In one of the earliest clinical sepsis microarray studies, Pachot and colleagues [27] identified a set of genes differentially regulated between survivors and non-survivors. The gene most highly expressed in survivors, relative to non-survivors, was that encoding the chemokine receptor CX3CR1 (fractalkine receptor). In a subsequent validation study, these same investigators provided further evidence supporting the novel concept that dysregulation of CX3CR1 in monocytes contributes to immune-paralysis in human sepsis [52]. These studies further demonstrate the potential to discover novel pathways through discovery-oriented expression profiling.

Several studies in children with septic shock have documented early and persistent repression of gene programs directly related to zinc homeostasis, in combination with low serum zinc concentrations [9, 11, 17, 32, 34]. Since normal zinc homeostasis is absolutely critical to normal immune function [61], these observations have raised the possibility of zinc supplementation as a potentially safe and low cost therapeutic strategy in clinical septic shock and other forms of critical illness [6264]. Importantly, Knoell and colleagues [65, 66] have independently corroborated that zinc supplementation is a highly beneficial strategy in experimental sepsis. Additional studies by Knoell and colleagues [67] have corroborated decreased plasma zinc concentrations in patients with sepsis, and that low plasma zinc concentrations correlate with higher illness severity. Furthermore, plasma zinc concentrations correlate inversely with monocyte expression of the zinc transporter gene SLC39A8 (also know as ZIP8) [67, 68]. Interestingly, microarray-based studies in children with septic shock have reported high levels of SLC39A8 expression in non-survivors, relative to survivors [34]. Despite the intriguing convergence of these data from independent laboratories, the safety and efficacy of zinc supplementation in clinical sepsis remains to be directly demonstrated and is a current area of active investigation. One consideration for these studies will be the incorporation of trancriptomic analyses to determine if zinc supplementation influences the zinc-related gene repression patterns described above.

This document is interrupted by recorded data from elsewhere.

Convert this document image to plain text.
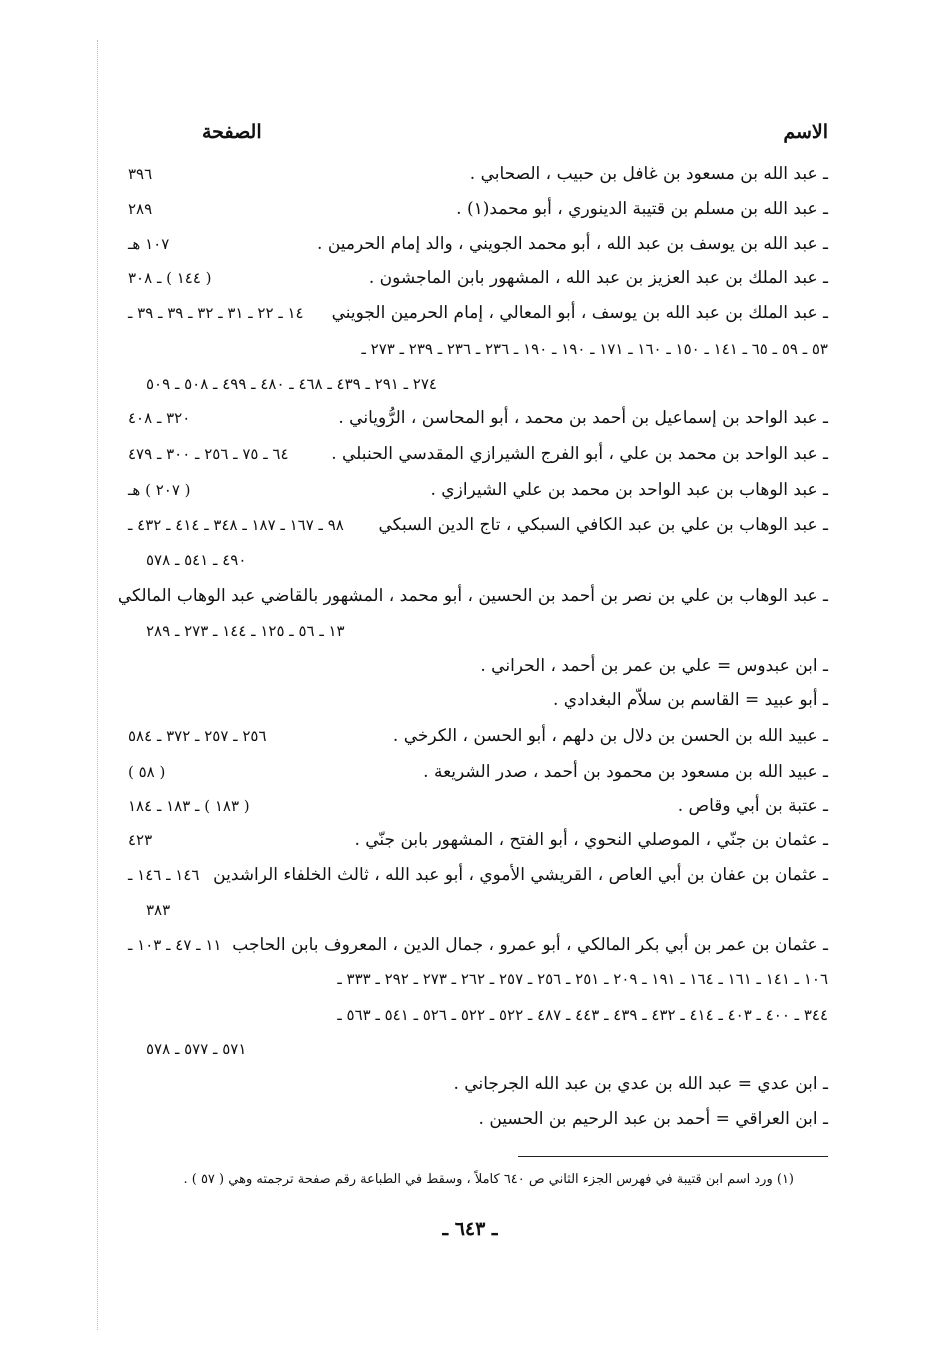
الاسم
الصفحة
ـ عبد الله بن مسعود بن غافل بن حبيب ، الصحابي .
٣٩٦
ـ عبد الله بن مسلم بن قتيبة الدينوري ، أبو محمد(١) .
٢٨٩
ـ عبد الله بن يوسف بن عبد الله ، أبو محمد الجويني ، والد إمام الحرمين .
١٠٧ هـ
ـ عبد الملك بن عبد العزيز بن عبد الله ، المشهور بابن الماجشون .
( ١٤٤ ) ـ ٣٠٨
ـ عبد الملك بن عبد الله بن يوسف ، أبو المعالي ، إمام الحرمين الجويني
١٤ ـ ٢٢ ـ ٣١ ـ ٣٢ ـ ٣٩ ـ ٣٩ ـ
٥٣ ـ ٥٩ ـ ٦٥ ـ ١٤١ ـ ١٥٠ ـ ١٦٠ ـ ١٧١ ـ ١٩٠ ـ ١٩٠ ـ ٢٣٦ ـ ٢٣٦ ـ ٢٣٩ ـ ٢٧٣ ـ
٢٧٤ ـ ٢٩١ ـ ٤٣٩ ـ ٤٦٨ ـ ٤٨٠ ـ ٤٩٩ ـ ٥٠٨ ـ ٥٠٩
ـ عبد الواحد بن إسماعيل بن أحمد بن محمد ، أبو المحاسن ، الرُّوياني .
٣٢٠ ـ ٤٠٨
ـ عبد الواحد بن محمد بن علي ، أبو الفرج الشيرازي المقدسي الحنبلي .
٦٤ ـ ٧٥ ـ ٢٥٦ ـ ٣٠٠ ـ ٤٧٩
ـ عبد الوهاب بن عبد الواحد بن محمد بن علي الشيرازي .
( ٢٠٧ ) هـ
ـ عبد الوهاب بن علي بن عبد الكافي السبكي ، تاج الدين السبكي
٩٨ ـ ١٦٧ ـ ١٨٧ ـ ٣٤٨ ـ ٤١٤ ـ ٤٣٢ ـ
٤٩٠ ـ ٥٤١ ـ ٥٧٨
ـ عبد الوهاب بن علي بن نصر بن أحمد بن الحسين ، أبو محمد ، المشهور بالقاضي عبد الوهاب المالكي
١٣ ـ ٥٦ ـ ١٢٥ ـ ١٤٤ ـ ٢٧٣ ـ ٢٨٩
ـ ابن عبدوس = علي بن عمر بن أحمد ، الحراني .
ـ أبو عبيد = القاسم بن سلاّم البغدادي .
ـ عبيد الله بن الحسن بن دلال بن دلهم ، أبو الحسن ، الكرخي .
٢٥٦ ـ ٢٥٧ ـ ٣٧٢ ـ ٥٨٤
ـ عبيد الله بن مسعود بن محمود بن أحمد ، صدر الشريعة .
( ٥٨ )
ـ عتبة بن أبي وقاص .
( ١٨٣ ) ـ ١٨٣ ـ ١٨٤
ـ عثمان بن جنّي ، الموصلي النحوي ، أبو الفتح ، المشهور بابن جنّي .
٤٢٣
ـ عثمان بن عفان بن أبي العاص ، القريشي الأموي ، أبو عبد الله ، ثالث الخلفاء الراشدين
١٤٦ ـ ١٤٦ ـ
٣٨٣
ـ عثمان بن عمر بن أبي بكر المالكي ، أبو عمرو ، جمال الدين ، المعروف بابن الحاجب
١١ ـ ٤٧ ـ ١٠٣ ـ
١٠٦ ـ ١٤١ ـ ١٦١ ـ ١٦٤ ـ ١٩١ ـ ٢٠٩ ـ ٢٥١ ـ ٢٥٦ ـ ٢٥٧ ـ ٢٦٢ ـ ٢٧٣ ـ ٢٩٢ ـ ٣٣٣ ـ
٣٤٤ ـ ٤٠٠ ـ ٤٠٣ ـ ٤١٤ ـ ٤٣٢ ـ ٤٣٩ ـ ٤٤٣ ـ ٤٨٧ ـ ٥٢٢ ـ ٥٢٢ ـ ٥٢٦ ـ ٥٤١ ـ ٥٦٣ ـ
٥٧١ ـ ٥٧٧ ـ ٥٧٨
ـ ابن عدي = عبد الله بن عدي بن عبد الله الجرجاني .
ـ ابن العراقي = أحمد بن عبد الرحيم بن الحسين .
(١) ورد اسم ابن قتيبة في فهرس الجزء الثاني ص ٦٤٠ كاملاً ، وسقط في الطباعة رقم صفحة ترجمته وهي ( ٥٧ ) .
ـ ٦٤٣ ـ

In the aforementioned studies involving children with septic shock, metalloproteinase (MMP)-8 has consistently been the highest expressed gene in patients with septic shock, relative to normal controls [9, 11, 17, 3234, 46]. In addition, MMP-8 is more highly expressed in patients with septic shock compared to patients with sepsis, and in septic shock non-survivors compared to septic shock survivors [69]. MMP-8 is also known as neutrophil collagenase because it is a neutrophil-derived protease that cleaves collagen in the extracellular matrix, but MMP-8 is also known to have other cellular sources and non-extracellular matrix substrates, including chemokines and cytokines [70]. The consistently high level of expression of MMP-8 in clinical septic shock recently stimulated the formal study of MMP-8 in experimental sepsis. These studies demonstrated that either genetic ablation of MMP-8 or pharmacologic inhibition of MMP-8 activity confers a significant survival advantage in a murine model of sepsis [69]. While these studies require further development and validation, the findings are intriguing given that there exist a number of drugs to effectively inhibit MMP-8 activity in the clinical setting [71].

Conclusion

Despite the tremendous methodological challenges that come with translational research involving humans with sepsis, microarray technology and complex bioinformatic approaches are beginning to provide novel insights into this complex syndrome. Progress, albeit slow, has been realized with regard to our understanding of the genome-level response during sepsis, the identification of potential novel targets and pathways, discovery of candidate diagnostic and stratification biomarkers, and the possibility of clinically relevant and clinically feasible gene-expression-based subclassification. The challenges ahead include robust validation studies, standardization of technical approaches, standardization and further development of analytical algorithms, and large scale collaborations.